Posts Tagged ‘nso’

Ralf’s Northern Sotho speech model

Thursday, May 17th, 2012

Some words about the creation of this speech model:

1. Download Ralf’s Northern Sotho dictionary.
2. Create a Simon scenario with the name NorthernSotho.
3. Import the dictionary as shadow dictionary.
4. I want to train five words.
5. Add as grammar the word “Unknown”. Add the dictation plugin.
6. Actions > Synchronize.

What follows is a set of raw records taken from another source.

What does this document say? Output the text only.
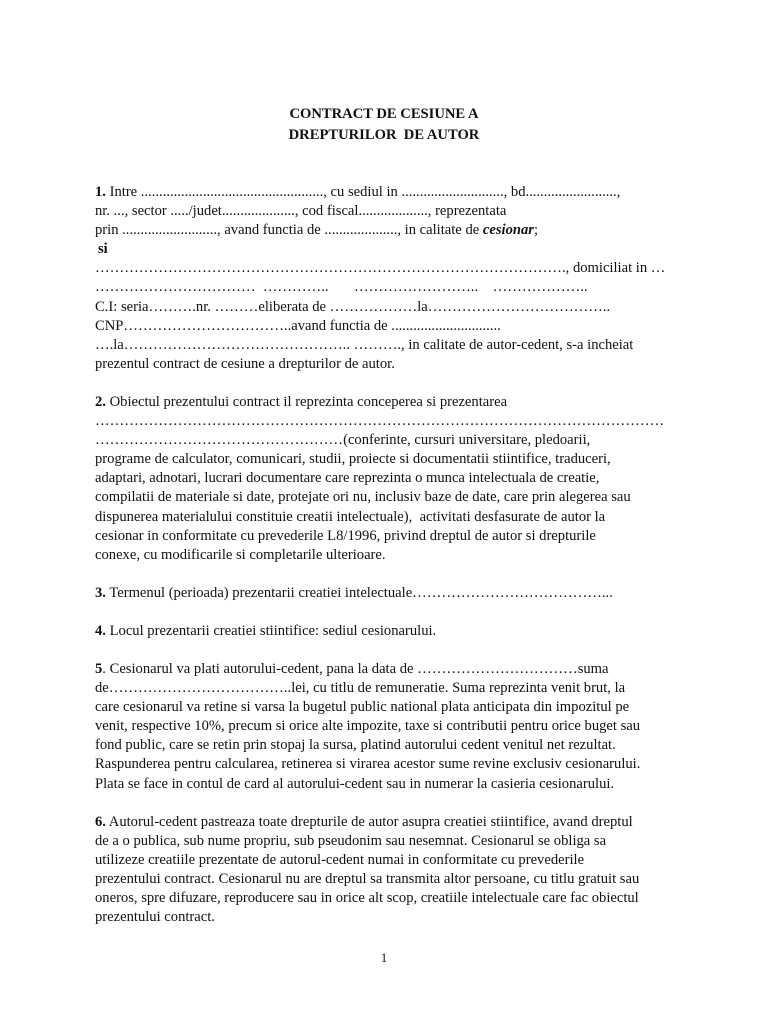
CONTRACT DE CESIUNE A
DREPTURILOR  DE AUTOR
1. Intre .................................................., cu sediul in ............................, bd.........................,
nr. ..., sector ...../judet...................., cod fiscal..................., reprezentata
prin .........................., avand functia de ...................., in calitate de cesionar;
si
……………………………………………………………………………………., domiciliat in …
……………………………  …………..       ……………………..    ………………..
C.I: seria……….nr. ………eliberata de ………………la………………………………..
CNP……………………………..avand functia de ..............................
….la……………………………………….. ………., in calitate de autor-cedent, s-a incheiat
prezentul contract de cesiune a drepturilor de autor.
2. Obiectul prezentului contract il reprezinta conceperea si prezentarea
………………………………………………………………………………………………………
……………………………………………(conferinte, cursuri universitare, pledoarii,
programe de calculator, comunicari, studii, proiecte si documentatii stiintifice, traduceri,
adaptari, adnotari, lucrari documentare care reprezinta o munca intelectuala de creatie,
compilatii de materiale si date, protejate ori nu, inclusiv baze de date, care prin alegerea sau
dispunerea materialului constituie creatii intelectuale),  activitati desfasurate de autor la
cesionar in conformitate cu prevederile L8/1996, privind dreptul de autor si drepturile
conexe, cu modificarile si completarile ulterioare.
3. Termenul (perioada) prezentarii creatiei intelectuale…………………………………...
4. Locul prezentarii creatiei stiintifice: sediul cesionarului.
5. Cesionarul va plati autorului-cedent, pana la data de ……………………………suma
de………………………………..lei, cu titlu de remuneratie. Suma reprezinta venit brut, la
care cesionarul va retine si varsa la bugetul public national plata anticipata din impozitul pe
venit, respective 10%, precum si orice alte impozite, taxe si contributii pentru orice buget sau
fond public, care se retin prin stopaj la sursa, platind autorului cedent venitul net rezultat.
Raspunderea pentru calcularea, retinerea si virarea acestor sume revine exclusiv cesionarului.
Plata se face in contul de card al autorului-cedent sau in numerar la casieria cesionarului.
6. Autorul-cedent pastreaza toate drepturile de autor asupra creatiei stiintifice, avand dreptul
de a o publica, sub nume propriu, sub pseudonim sau nesemnat. Cesionarul se obliga sa
utilizeze creatiile prezentate de autorul-cedent numai in conformitate cu prevederile
prezentului contract. Cesionarul nu are dreptul sa transmita altor persoane, cu titlu gratuit sau
oneros, spre difuzare, reproducere sau in orice alt scop, creatiile intelectuale care fac obiectul
prezentului contract.
1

Actions > Activate. Here are my recognition results:

dikati ditofo Guest kobokela Guest Guest

Simon recognized Guest instead of Lenhard. Never mind.

7. Download Ralf’s Northern Sotho speech model.

Ralf’s Northern Sotho dictionary

Saturday, May 22nd, 2010

How I create Ralf's Northern Sotho dictionary:

1. Get spelling dictionary. License is LGPL. I will do a conversion from LGPL to GPL:

“One feature of the LGPL is that one can convert any LGPLed piece of software into a GPLed piece of software (section 3 of the license). This feature is useful for direct reuse of LGPLed code in GPLed libraries and applications, or if one wants to create a version of the code that cannot be used in proprietary software products.”

2. There is no ISO 639-1 language code. I will use ISO 639-2 nso instead.

3. Off-topic: I am editing espeak2ipa.xsl now for all espeak languages. Take a look into this PDF. Replacing the following phonemes:

replace($espeak2ipa, 'r', 'ɹ') (except German de)
replace($espeak2ipa, 'A', 'ɑ')
replace($espeak2ipa, 'B', 'β')
replace($espeak2ipa, 'H', 'ħ')
replace($espeak2ipa, 'J', 'ɟ')
replace($espeak2ipa, 'L', 'ɫ')
replace($espeak2ipa, 'Q', 'ɣ')
replace($espeak2ipa, 'R', 'ɚ')
replace($espeak2ipa, 'T', 'θ')
replace($espeak2ipa, 'V', 'ʌ')
replace($espeak2ipa, 'X', 'χ')
replace($espeak2ipa, '\?', 'ʔ')
replace($espeak2ipa, '&', 'æ')
replace($espeak2ipa, '\*', 'ɾ')

4. Convert encoding of .dic file via Ubuntu terminal:

ubuntu@ubuntu-desktop:~$ iconv -f ISO8859-15 -t UTF-8 < /home/ubuntu/Documents/201005/northern-sotho/ns_ZA.dic > /home/ubuntu/Documents/201005/northern-sotho/northern-sotho-utf8.dic

Yes, obviously thanks to the conversion there are no garbage characters any more. Should I convert .aff, too? Yes, I will try that.

5. Convert .aff file:

ubuntu@ubuntu-desktop:~$ iconv -f ISO8859-15 -t UTF-8 < /home/ubuntu/Documents/201005/northern-sotho/ns_ZA.aff > /home/ubuntu/Documents/201005/northern-sotho/northern-sotho-utf8.aff

6. Change the line in the file northern-sotho-utf8.aff that contains the information SET ISO8859-15 to SET UTF-8.

7. Try to generate Northern Sotho word list:

ubuntu@ubuntu-desktop:~$ unmunch /home/ubuntu/Documents/201005/northern-sotho/northern-sotho-utf8.dic /home/ubuntu/Documents/201005/northern-sotho/northern-sotho-utf8.aff > /home/ubuntu/Documents/201005/northern-sotho/northern-sotho

The command was “successful”. The result document contains as much words as the source documents. So I didn’t gain any words by using the unmunch command. At least, you can learn from me how to work with OpenOffice.org spelling dictionaries for PLS dictionary generation.

8. Add <lexicon> at the beginning of northern-sotho-utf8.dic. Add </lexicon> at the end.

9. Generate .xml document:

ubuntu@ubuntu-desktop:~$ saxonb-xslt -s:/home/ubuntu/Documents/201005/northern-sotho/northern-sotho-utf8.dic -xsl:'http://spirit.blau.in/simon/files/2010/04/create-xml-file.xsl' -o:/home/ubuntu/Documents/201005/northern-sotho/northern-sotho.xml

10. Maybe I should use the Sesotho phonology for grapheme to phoneme conversion.

11. Generate <phoneme> elements:

ubuntu@ubuntu-desktop:~$ saxonb-xslt -s:/home/ubuntu/Documents/201005/northern-sotho/northern-sotho.xml -xsl:'/home/ubuntu/Documents/201005/northern-sotho/improve-northern-sotho.xsl' -o:/home/ubuntu/Documents/201005/northern-sotho/northern-sotho-dictionary.xml

12. Download Ralf's Northern Sotho dictionary, and import it into simon.